I was ready to commit to Country of Red Azaleas by Dominica Radulescu but it did not return my passion. The story is of Lara and Marija, women who have been friends since they were seven and Yugoslavia was Communist. They attend college in Belgrade and after the USSR dissolves and the ethnic hatreds that have been held in check by Communism erupt they are separated. Marija is Muslim and Lara is Christian. Lara falls in love with an American who gets her out of the country before the atrocities begin, but Marija stays behind as a political correspondent and agitator.

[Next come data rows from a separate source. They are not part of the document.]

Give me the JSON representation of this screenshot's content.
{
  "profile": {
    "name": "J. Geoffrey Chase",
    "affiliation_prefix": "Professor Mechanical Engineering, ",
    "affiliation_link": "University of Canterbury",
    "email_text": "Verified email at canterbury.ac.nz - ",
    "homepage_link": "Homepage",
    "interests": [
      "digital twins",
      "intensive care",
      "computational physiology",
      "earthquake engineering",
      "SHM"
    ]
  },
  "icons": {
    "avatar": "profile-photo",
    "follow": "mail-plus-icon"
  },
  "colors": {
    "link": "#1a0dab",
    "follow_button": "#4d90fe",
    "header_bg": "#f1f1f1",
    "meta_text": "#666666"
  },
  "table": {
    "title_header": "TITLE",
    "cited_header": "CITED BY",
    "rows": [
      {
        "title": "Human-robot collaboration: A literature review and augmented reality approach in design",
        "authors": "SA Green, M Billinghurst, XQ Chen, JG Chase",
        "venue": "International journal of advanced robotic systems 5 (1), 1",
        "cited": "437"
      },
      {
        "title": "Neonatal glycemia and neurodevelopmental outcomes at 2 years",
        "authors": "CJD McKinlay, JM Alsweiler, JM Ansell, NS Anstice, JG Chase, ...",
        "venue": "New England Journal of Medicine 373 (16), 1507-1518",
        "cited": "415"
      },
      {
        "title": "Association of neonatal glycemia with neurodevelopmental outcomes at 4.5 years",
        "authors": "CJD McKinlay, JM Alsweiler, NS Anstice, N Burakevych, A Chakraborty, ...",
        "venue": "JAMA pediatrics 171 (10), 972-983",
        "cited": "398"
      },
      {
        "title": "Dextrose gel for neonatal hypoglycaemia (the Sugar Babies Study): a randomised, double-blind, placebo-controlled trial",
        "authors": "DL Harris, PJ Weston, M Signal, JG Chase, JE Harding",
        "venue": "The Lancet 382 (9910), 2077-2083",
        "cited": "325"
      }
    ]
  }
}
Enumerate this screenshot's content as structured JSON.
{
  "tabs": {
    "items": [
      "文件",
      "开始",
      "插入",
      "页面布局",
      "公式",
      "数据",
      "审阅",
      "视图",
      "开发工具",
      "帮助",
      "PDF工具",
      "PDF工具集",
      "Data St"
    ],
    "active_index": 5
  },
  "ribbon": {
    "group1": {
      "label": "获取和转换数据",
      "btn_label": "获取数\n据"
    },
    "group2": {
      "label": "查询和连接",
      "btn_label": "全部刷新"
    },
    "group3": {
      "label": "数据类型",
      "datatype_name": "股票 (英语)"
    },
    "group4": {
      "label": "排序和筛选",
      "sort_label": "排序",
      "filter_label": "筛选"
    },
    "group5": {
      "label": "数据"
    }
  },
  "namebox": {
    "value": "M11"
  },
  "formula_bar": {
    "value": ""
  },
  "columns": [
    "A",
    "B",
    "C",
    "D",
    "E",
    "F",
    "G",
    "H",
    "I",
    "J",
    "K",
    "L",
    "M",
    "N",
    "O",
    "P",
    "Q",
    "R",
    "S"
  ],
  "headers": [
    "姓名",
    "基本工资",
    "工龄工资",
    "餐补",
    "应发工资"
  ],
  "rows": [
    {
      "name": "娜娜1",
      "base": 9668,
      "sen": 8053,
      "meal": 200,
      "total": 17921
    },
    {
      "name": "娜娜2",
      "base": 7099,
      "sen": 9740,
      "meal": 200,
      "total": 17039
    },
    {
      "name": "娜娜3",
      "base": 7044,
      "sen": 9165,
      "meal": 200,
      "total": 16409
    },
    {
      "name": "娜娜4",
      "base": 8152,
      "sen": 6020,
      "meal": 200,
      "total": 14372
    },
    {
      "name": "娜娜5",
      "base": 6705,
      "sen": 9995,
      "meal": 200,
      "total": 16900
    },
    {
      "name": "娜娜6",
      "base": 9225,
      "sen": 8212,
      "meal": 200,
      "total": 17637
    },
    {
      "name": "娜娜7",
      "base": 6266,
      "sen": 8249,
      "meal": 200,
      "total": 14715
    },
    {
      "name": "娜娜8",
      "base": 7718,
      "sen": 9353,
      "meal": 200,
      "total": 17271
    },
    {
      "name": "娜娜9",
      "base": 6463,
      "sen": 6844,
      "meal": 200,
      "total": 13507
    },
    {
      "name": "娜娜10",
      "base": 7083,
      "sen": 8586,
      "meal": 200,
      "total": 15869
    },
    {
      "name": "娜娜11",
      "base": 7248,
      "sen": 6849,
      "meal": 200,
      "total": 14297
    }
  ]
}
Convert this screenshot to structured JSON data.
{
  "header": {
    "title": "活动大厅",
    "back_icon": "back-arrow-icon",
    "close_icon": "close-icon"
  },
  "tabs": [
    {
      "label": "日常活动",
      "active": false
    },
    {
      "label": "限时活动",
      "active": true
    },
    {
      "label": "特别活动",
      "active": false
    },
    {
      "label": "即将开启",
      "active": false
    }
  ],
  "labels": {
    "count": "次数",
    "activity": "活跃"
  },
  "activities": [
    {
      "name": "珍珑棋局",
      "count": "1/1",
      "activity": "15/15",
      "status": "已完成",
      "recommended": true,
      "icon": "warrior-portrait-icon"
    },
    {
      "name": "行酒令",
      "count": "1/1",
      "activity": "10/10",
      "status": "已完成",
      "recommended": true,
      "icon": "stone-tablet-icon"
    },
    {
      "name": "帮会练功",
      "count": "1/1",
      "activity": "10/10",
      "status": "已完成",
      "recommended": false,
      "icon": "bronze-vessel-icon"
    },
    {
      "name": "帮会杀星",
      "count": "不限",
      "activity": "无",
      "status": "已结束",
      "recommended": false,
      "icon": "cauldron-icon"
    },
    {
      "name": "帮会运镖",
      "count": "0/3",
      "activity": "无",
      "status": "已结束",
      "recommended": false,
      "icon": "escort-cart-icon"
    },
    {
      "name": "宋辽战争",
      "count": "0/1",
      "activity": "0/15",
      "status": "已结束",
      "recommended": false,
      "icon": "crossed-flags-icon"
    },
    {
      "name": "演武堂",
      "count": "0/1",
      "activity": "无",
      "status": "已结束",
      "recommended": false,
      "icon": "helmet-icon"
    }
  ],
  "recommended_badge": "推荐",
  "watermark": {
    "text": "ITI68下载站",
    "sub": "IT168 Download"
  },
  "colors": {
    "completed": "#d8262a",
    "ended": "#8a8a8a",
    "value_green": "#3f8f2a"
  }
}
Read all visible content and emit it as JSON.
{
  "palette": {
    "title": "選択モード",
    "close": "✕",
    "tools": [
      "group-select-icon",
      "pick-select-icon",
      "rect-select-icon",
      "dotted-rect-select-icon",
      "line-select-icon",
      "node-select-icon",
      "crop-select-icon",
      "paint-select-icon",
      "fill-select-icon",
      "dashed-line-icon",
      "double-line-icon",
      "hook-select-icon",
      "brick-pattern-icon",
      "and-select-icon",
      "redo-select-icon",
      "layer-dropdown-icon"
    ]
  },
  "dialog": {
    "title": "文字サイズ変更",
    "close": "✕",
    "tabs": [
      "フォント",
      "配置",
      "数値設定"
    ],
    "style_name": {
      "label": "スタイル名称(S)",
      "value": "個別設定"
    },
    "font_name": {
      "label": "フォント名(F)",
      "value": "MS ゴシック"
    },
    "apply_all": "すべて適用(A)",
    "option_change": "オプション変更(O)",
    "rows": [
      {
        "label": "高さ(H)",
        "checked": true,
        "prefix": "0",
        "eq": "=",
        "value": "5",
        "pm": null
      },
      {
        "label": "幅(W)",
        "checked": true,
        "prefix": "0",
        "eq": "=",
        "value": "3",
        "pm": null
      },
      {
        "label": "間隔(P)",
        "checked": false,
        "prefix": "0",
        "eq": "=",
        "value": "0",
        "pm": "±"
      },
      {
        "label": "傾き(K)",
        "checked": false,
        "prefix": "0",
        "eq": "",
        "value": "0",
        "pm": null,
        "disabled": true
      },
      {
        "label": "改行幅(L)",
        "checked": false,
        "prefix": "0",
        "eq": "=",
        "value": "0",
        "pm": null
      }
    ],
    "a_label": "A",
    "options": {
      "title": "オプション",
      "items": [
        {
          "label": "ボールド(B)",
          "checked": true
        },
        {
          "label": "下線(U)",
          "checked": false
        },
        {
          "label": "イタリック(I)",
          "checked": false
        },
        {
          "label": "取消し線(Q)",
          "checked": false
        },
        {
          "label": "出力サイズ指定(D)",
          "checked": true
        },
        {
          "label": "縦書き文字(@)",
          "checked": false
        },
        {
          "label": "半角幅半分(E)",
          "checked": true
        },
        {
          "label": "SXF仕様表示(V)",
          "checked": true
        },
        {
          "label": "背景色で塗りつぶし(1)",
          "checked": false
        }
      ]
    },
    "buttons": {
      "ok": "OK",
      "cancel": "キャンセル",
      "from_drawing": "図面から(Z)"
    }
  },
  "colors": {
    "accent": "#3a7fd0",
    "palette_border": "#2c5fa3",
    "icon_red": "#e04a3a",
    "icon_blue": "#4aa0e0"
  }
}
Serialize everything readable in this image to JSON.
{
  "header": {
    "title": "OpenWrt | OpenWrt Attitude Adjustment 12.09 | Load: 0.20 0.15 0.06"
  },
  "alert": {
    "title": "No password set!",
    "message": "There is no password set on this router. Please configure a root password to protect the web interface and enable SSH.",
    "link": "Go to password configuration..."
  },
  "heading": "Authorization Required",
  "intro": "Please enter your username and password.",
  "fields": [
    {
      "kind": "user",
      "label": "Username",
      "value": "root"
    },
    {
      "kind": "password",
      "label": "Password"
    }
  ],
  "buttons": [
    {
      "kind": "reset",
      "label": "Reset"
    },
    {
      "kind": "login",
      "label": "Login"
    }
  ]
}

The premise of genocide and rape as a form of warfare are more than enough to create a deeply affecting novel, but Country does not come together in that way. Instead, it feels as if Radulescu can’t find her footing. This uncertainty leaches off the page to the point where, with less than 50 pages left and Lara finally trying to find this woman who was supposed to be her dearest friend, I was apathetic. Maybe my expectations were too high; I thought I’d be swept away by the emotional complexities of friends divided and separated by the world around them and this never happened. I never felt this book and by its end I did not understand the characters or events at all.
Are you having commitment issues? Leaving one book for another you think will be more exciting? Or has your spring been one of exciting reading?